Have you ever thought one of Disney’s darkrides looked darker than normal? Maybe things were hard to see, or they didn’t glow the right way. I’ve heard this blamed on an old paint job or lights that need replacing. The blame always seems to go to the maintenance team. But normally, the too-dark-darkride has nothing to do with maintenance. It has a lot more to do with queue design and time of day.
Theme parks are not built for the slow days. The walk ways, ride capacities, queue sizes, restaurants and show offerings are designed around keeping crowds entertained and busy. So are the visuals in the rides. Imagineers expect that guests will be waiting in line for each ride. Particularly for dark rides, they build indoor queues. This keeps the crowd entertained while they wait, but it also give you a gradual transition while your eyes adjust to the lower level of light.

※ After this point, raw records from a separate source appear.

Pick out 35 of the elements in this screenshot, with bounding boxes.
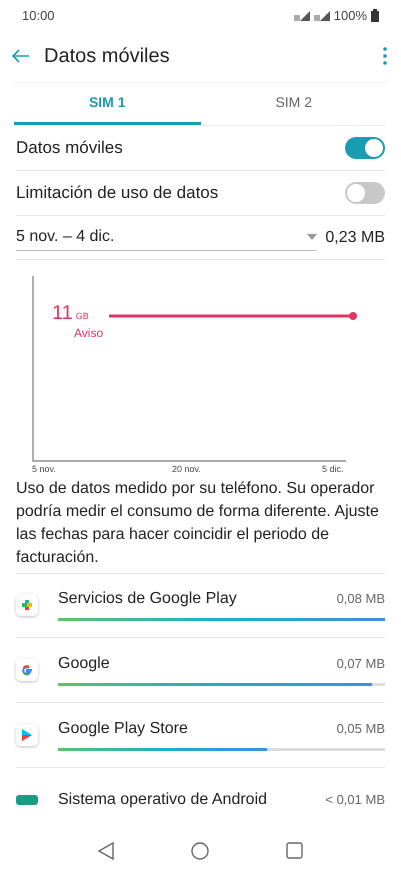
axis-label: 5 nov.	[32, 464, 56, 474]
app-name: Google Play Store	[58, 720, 188, 738]
axis-label: 5 dic.	[322, 464, 344, 474]
setting-label: Datos móviles	[16, 138, 123, 158]
app-usage: < 0,01 MB	[325, 792, 385, 808]
sim-tab[interactable]: SIM 2	[200, 82, 387, 125]
back-nav-icon[interactable]	[98, 842, 114, 860]
signal-icon	[294, 9, 330, 22]
warning-label: Aviso	[74, 326, 104, 340]
app-name: Servicios de Google Play	[58, 590, 237, 608]
screen-title: Datos móviles	[44, 44, 171, 68]
usage-note: Uso de datos medido por su teléfono. Su operador podría medir el consumo de forma diferente. Ajuste las fechas para hacer coincidir el periodo de facturación.	[16, 478, 380, 568]
battery-percent: 100%	[334, 8, 367, 23]
axis-label: 20 nov.	[172, 464, 201, 474]
back-arrow-icon[interactable]	[12, 49, 30, 64]
recents-nav-icon[interactable]	[286, 842, 303, 860]
app-usage: 0,07 MB	[336, 656, 385, 672]
g-logo-icon	[16, 659, 38, 682]
app-usage: 0,05 MB	[336, 721, 385, 736]
setting-label: Limitación de uso de datos	[16, 182, 218, 203]
toggle-switch[interactable]	[345, 136, 385, 159]
puzzle-icon	[16, 594, 38, 616]
battery-icon	[371, 8, 379, 22]
more-options-icon[interactable]	[383, 47, 387, 66]
sim-tab[interactable]: SIM 1	[14, 82, 200, 125]
status-time: 10:00	[22, 8, 55, 23]
app-name: Sistema operativo de Android	[58, 790, 268, 809]
cycle-dropdown[interactable]: 5 nov. – 4 dic.	[16, 224, 318, 251]
warning-value: 11 GB	[52, 302, 89, 326]
dropdown-caret-icon	[307, 234, 318, 240]
total-usage: 0,23 MB	[325, 228, 385, 246]
home-nav-icon[interactable]	[190, 842, 209, 860]
toggle-switch[interactable]	[345, 182, 385, 204]
app-usage: 0,08 MB	[336, 591, 385, 606]
app-name: Google	[58, 654, 110, 673]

Take the Disneyland Haunted Mansion as an example. When the queue is full, you start off in the bright sun, and make your way to the shaded porch of the mansion. After a brief stop in the dimly lit entryway, you’re shepherded into a even darker stretching room. The stretching room turns out nearly all the lights for its finale. The portrait gallery is a dark walkway, as is the boarding platform. And before you see any of the actual show scenes of the ride, there are about 20 seconds where you have nothing to look at, except for the black Doom Buggy in front of you. With each new section, the lights get dimmer. And that allowed you to see the show while your eyes adjust to the dark. But when the queues are shorter, you spend less time in each of those areas, so your eyes can’t fully adjust. Particularly if you’re one of the “lucky” ones who gets to take the backstage stair case from the outdoor queue into the portrait gallery. The time your eyes have to adjust is cut by more than ten minutes. So the ride itself isn’t any darker, you just can’t see as well.

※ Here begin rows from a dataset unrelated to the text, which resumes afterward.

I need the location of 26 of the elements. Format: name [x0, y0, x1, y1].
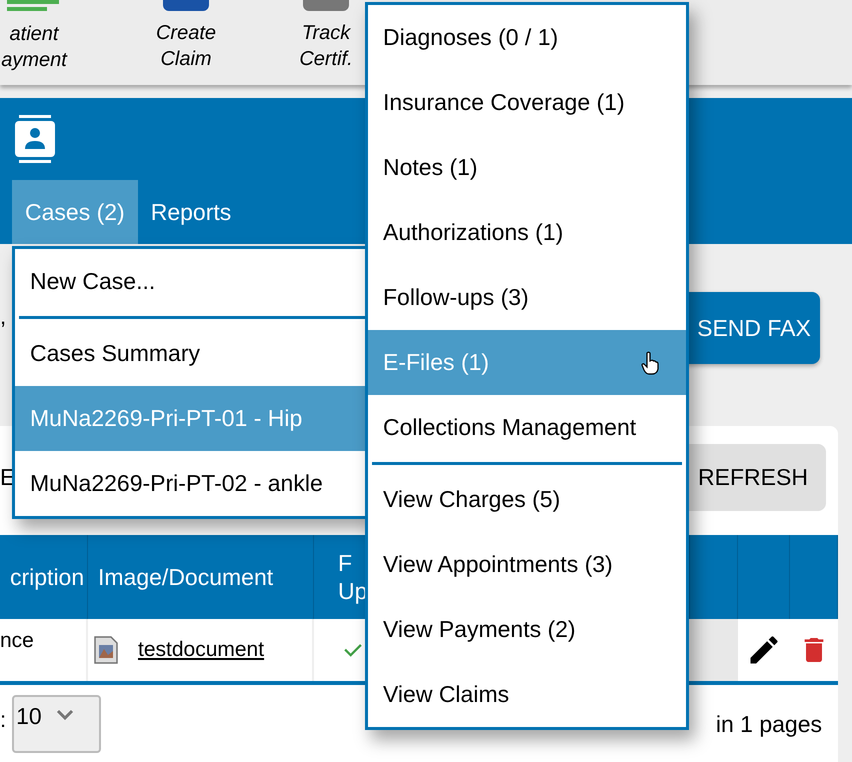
text-fragment: ,	[0, 306, 6, 328]
tab[interactable]: Reports	[138, 180, 244, 244]
column-header: Image/Document	[88, 535, 314, 619]
menu-item[interactable]: Notes (1)	[368, 135, 686, 200]
menu-item[interactable]: Insurance Coverage (1)	[368, 70, 686, 135]
image-file-icon	[94, 636, 118, 664]
menu-item[interactable]: Cases Summary	[15, 321, 369, 386]
menu-item[interactable]: Authorizations (1)	[368, 200, 686, 265]
toolbar-button[interactable]: atient ayment	[1, 21, 67, 73]
rows-label: :	[0, 706, 6, 734]
page-size-select[interactable]: 10	[12, 695, 102, 753]
contact-card-icon	[15, 115, 55, 163]
toolbar-button[interactable]: Create Claim	[156, 20, 216, 72]
table-cell	[690, 619, 738, 681]
lines-icon	[7, 0, 61, 12]
menu-item[interactable]: Diagnoses (0 / 1)	[368, 5, 686, 70]
menu-item[interactable]: View Claims	[368, 662, 686, 727]
menu-item[interactable]: View Appointments (3)	[368, 532, 686, 597]
hand-cursor-icon	[641, 350, 659, 374]
document-link[interactable]: testdocument	[138, 634, 264, 666]
column-header: cription	[0, 535, 88, 619]
page-info: in 1 pages	[716, 710, 822, 739]
menu-item[interactable]: MuNa2269-Pri-PT-02 - ankle	[15, 451, 369, 516]
menu-item[interactable]: New Case...	[15, 249, 369, 314]
chevron-down-icon	[56, 709, 74, 721]
toolbar-button[interactable]: Track Certif.	[299, 20, 353, 72]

Fantasyland dark rides suffer from this problem more drastically because of their size. If you wait in the indoor queues, your eyes have a few minutes to adjust. So the rides were built with the expectation that you’d be indoors, ,giving your eyes would have about 10 minutes to get ready before the ride starts. But if you’re trying to ride on an afternoon with no queue, you’ll go directly from the bright sun into the dark ride. These rides don’t have the very dark queue prior to boarding, or the dark lift hill at the beginning of the ride. They go straight into show scenes. By the time your eyes are able to start adjusting, you may be through the ride already. Here are two images that show how different the ride can look with just a difference in your eyes.
So what about Radiator Springs Racers? The indoor portions of that ride don’t seem too dark. On this ride, Disney intentionally planned on taking you from outdoors to indoors very quickly. So the lights are bright enough that you can see with your eyes unadjusted. In fact, they rely on the fact that yours eyes aren’t prepared for some of the show scenes. It gives Imagineers more control over what you see in a fast paced environment.
So what can you do about it? Give your eyes time to adjust. If you’re heading for Peter Pan and the line is empty, take a few minutes to stand in the empty queue. It’ll make a difference in how well you can see the ride. Or wear sunglasses so your eyes are already used to dimmer light. (Just make sure you take them off when you’re on the ride!) This is one of the reasons I like to ride the Fantasyland dark rides at night. When it’s dark outside, your eyes don’t have to adjust at all, so you can see the whole ride clearly, even if there is no queue.